Versera-t-il une petite larme ? Mercredi 31 mai au matin, dans la salle de cinéma du siège de Publicis, sur les Champs-Elysées, Maurice Lévy demandera à ses actionnaires réunis en assemblée générale d’introniser son dauphin. Dès le lendemain, le brillant « fils de pub » Arthur Sadoun le remplacera à la tête du directoire. Maurice, lui, montera à la présidence du conseil de surveillance à la place d’Elisabeth Badinter, fille du fondateur Marcel Bleustein-Blanchet et actionnaire familiale de référence.
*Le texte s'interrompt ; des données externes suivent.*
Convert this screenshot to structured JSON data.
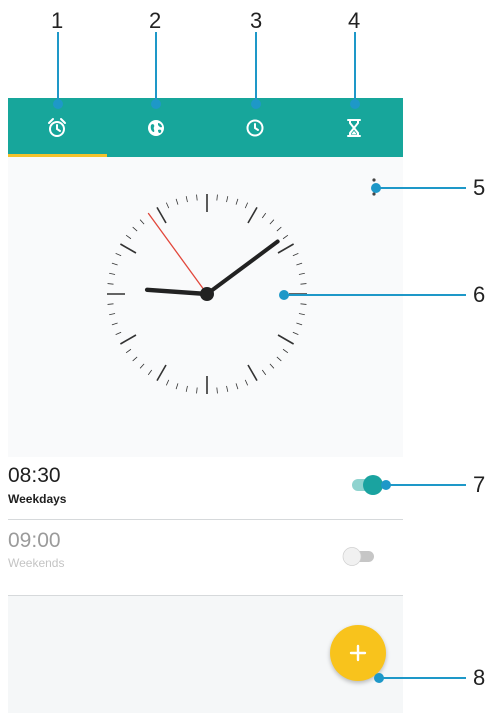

A l’heure du bilan, « le vieux lion de la pub » peut avoir le sourire: en trente ans, il a fait de la petite agence des Champs-Elysées le 3e groupe mondial du secteur. Les effectifs de Publicis sont passés de 3000 à 78000 personnes, son revenu a été multiplié par 50 et sa capitalisation boursière par 100 ! Maurice a préparé cet événement historique avec le soin du grand communicant qu’il est…
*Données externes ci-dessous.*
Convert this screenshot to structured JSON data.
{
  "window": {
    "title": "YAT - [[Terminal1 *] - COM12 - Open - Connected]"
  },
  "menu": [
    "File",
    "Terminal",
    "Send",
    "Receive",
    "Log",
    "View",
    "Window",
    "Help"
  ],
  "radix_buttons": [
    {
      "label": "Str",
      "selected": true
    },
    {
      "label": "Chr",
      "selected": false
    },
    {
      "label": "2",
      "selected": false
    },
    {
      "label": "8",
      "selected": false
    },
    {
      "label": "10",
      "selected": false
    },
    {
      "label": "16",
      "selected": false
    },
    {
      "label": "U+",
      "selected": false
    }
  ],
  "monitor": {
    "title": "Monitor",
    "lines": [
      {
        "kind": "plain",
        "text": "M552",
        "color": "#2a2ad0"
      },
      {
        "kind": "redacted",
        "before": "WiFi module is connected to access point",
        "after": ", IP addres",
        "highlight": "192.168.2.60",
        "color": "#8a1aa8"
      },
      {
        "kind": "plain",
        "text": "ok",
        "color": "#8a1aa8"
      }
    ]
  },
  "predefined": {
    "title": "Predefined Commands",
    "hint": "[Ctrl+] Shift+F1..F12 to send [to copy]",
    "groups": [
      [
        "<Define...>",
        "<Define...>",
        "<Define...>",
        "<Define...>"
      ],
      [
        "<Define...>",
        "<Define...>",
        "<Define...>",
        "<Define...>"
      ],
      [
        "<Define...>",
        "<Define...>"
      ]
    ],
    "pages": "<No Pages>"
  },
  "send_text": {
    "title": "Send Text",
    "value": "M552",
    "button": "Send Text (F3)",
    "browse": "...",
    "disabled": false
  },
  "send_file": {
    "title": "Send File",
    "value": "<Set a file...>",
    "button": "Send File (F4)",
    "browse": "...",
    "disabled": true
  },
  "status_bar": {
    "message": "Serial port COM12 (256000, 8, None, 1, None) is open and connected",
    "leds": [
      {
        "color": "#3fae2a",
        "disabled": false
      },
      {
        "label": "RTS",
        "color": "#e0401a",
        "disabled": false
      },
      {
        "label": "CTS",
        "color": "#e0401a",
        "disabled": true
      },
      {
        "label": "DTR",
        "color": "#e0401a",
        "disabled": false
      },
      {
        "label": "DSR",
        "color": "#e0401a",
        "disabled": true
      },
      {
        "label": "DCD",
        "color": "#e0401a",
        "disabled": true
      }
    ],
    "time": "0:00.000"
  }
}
Pourtant, une sombre affaire comptable pourrait – dans la dernière ligne droite – jeter une ombre sur le tableau. Mercredi 17 mai, Gouvernance en Action, une société spécialisée dans l’éthique des affaires et le conseil aux actionnaires, a saisi l’Autorité des Marchés financiers afin d’obtenir des éclaircissements sur les comptes 2014, 2015 et 2016 de Publicis Groupe. En cause: un dédommagement exceptionnel et ultraconfidentiel de 130 millions d’euros, qui n’aurait pas été comptabilisé dans les règles. Ce qui aurait pu « embellir » sa marge bénéficiaire et son cours de Bourse. Interrogé, Maurice Lévy invoque « le secret des affaires » et assure de la conformité de ce traitement comptable (voir p. 53). Le patron de Publicis a-t-il pris des libertés avec son devoir de transparence financière? Le grand capitaine d’industrie à la silhouette élégante, au regard charbon et au charisme hors norme aurait-il cédé à cette part d’ombre, souvent occultée dans le récit de sa légende dorée? L’avenir le dira.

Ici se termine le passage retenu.